20 AWG wire is about 33 mΩ/m, wikipedia so I'd estimate the resistance at around 3.3 Ω
Into that load, your 9 V batteries are acting as current sources, not voltage sources. You will get a better match to the magnet resistance by putting them all in parallel, not series. Each battery would attempt to deliver 750 mA, which it wouldn't, but it's not as mismatched as a series connection.
The same goes for the AAs, parallel not series. 1.5 V into 3 ohms gives 500 mA total, which is 170 mA per cell. Finally, you have a practical current per cell.
If you could find a 12 V car battery, then the magnet would draw about 4 A, with a heating power of 50 watts. One pound of wire is about 450 g, so has a heat capacity of about 180 J/K, giving a heating rate of about 0.3 K/s. That would allow you a minute or two of operation before you have to switch off and let it cool down. Two car batteries would be even better, but with one quarter of the operating time.

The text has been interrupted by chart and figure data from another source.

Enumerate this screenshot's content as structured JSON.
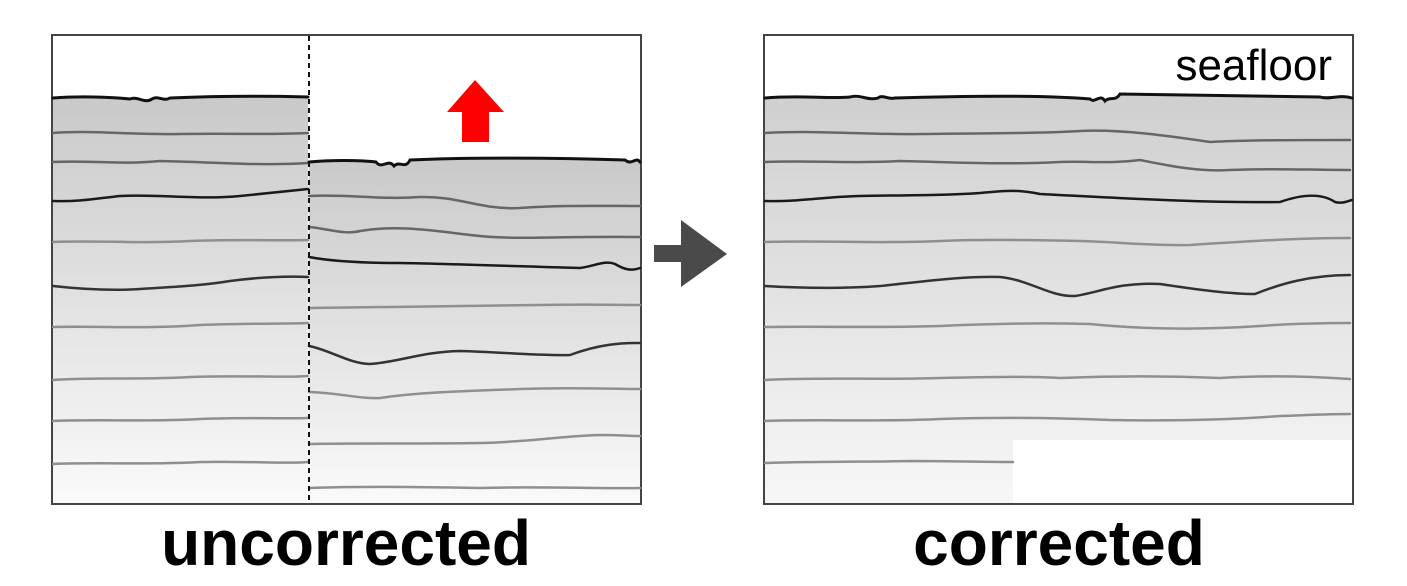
{
  "diagram": {
    "left_panel": {
      "caption": "uncorrected"
    },
    "right_panel": {
      "caption": "corrected",
      "seafloor_label": "seafloor"
    },
    "colors": {
      "panel_border": "#444444",
      "gradient_top": "#c9c9c9",
      "gradient_bottom": "#fafafa",
      "horizon_dark": "#1a1a1a",
      "horizon_mid": "#666666",
      "horizon_light": "#8f8f8f",
      "shift_arrow": "#ff0000",
      "process_arrow": "#4a4a4a"
    },
    "icons": {
      "shift": "arrow-up-icon",
      "process": "arrow-right-icon"
    }
  }
}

At the moment, your magnetic circuit is not good for high fields. It consists of a bar of iron, and a long air path on the way back. This long air path is limiting your field. You should instead use a 'horseshoe' configuration. Unwind the copper, cut the bar in half, and wind half the copper on each leg. Obtain another piece of square bar of similar area, and assemble them into a 'U' shape. This is the configuration used in the classic doorbell (image from wikipedia, electromagnet page). The nearly closed iron path improves the field strength by orders of magnitude.
As tobalt points out in comments, you don't need to unwind your copper. Get another 6" length of steel bar the same as the first, and put it side by side with your wound bar, and then an extra bit of square bar to close the magnetic circuit at the back. That will be nearly as good as my first suggestion, and a lot less work.